Snake Crosssing (exhibited at The Diving Bell on May 30th 2019 in Montreal)

Snake Crosssing is an installation composed of a silicone cast snake that has cut plastic pieces embedded into the silicone (creating patterns in the snake) and that is illuminated from the inside with LED lights. In the installation, the silicone snake has burst through a cardboard box. The second part of the installation features a black resin cast snake that is covered with a structure made from plastic baggies. Each baggy contains a different object found on the ground.

The part of the installation with the black snake alludes to the weight of our consumerism and waste on the animal kingdom. The objects found on the ground are part of the same environment as where the snake lives. They have been collected a bagged, and subsequently assembled to form a blanket-like structure. This structure acts as an impediment to the snake's movements, weighing on it and trapping it.

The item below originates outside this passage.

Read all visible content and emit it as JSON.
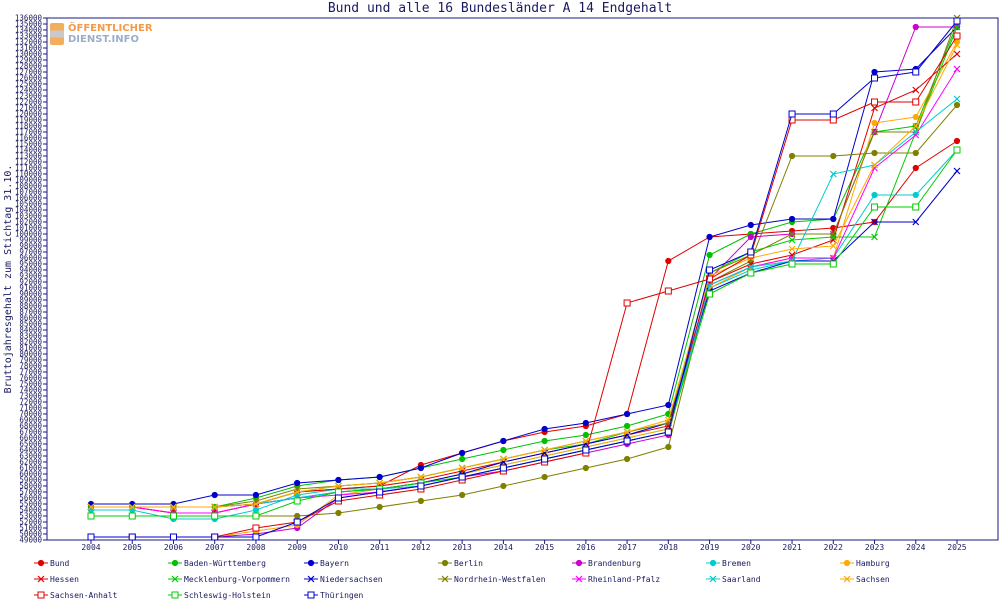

The second part shows how the snake that has been affected by mankind's output. Parts of the plastic have seeped into the snake, and it has become illuminated, almost radioactive, through a transference of the objects and plastic into the snake's body. The snake has mutated, giving it the strength to break through the cardboard box with ease, but how quickly it will take for the snake to expire is hard to tell.

The installation can be seen as different moments within a timeline of affectation of nature by man. As the planet warms and animal species are increasingly affected, man's output continues to affect the natural world, to the point of merging with it permanently.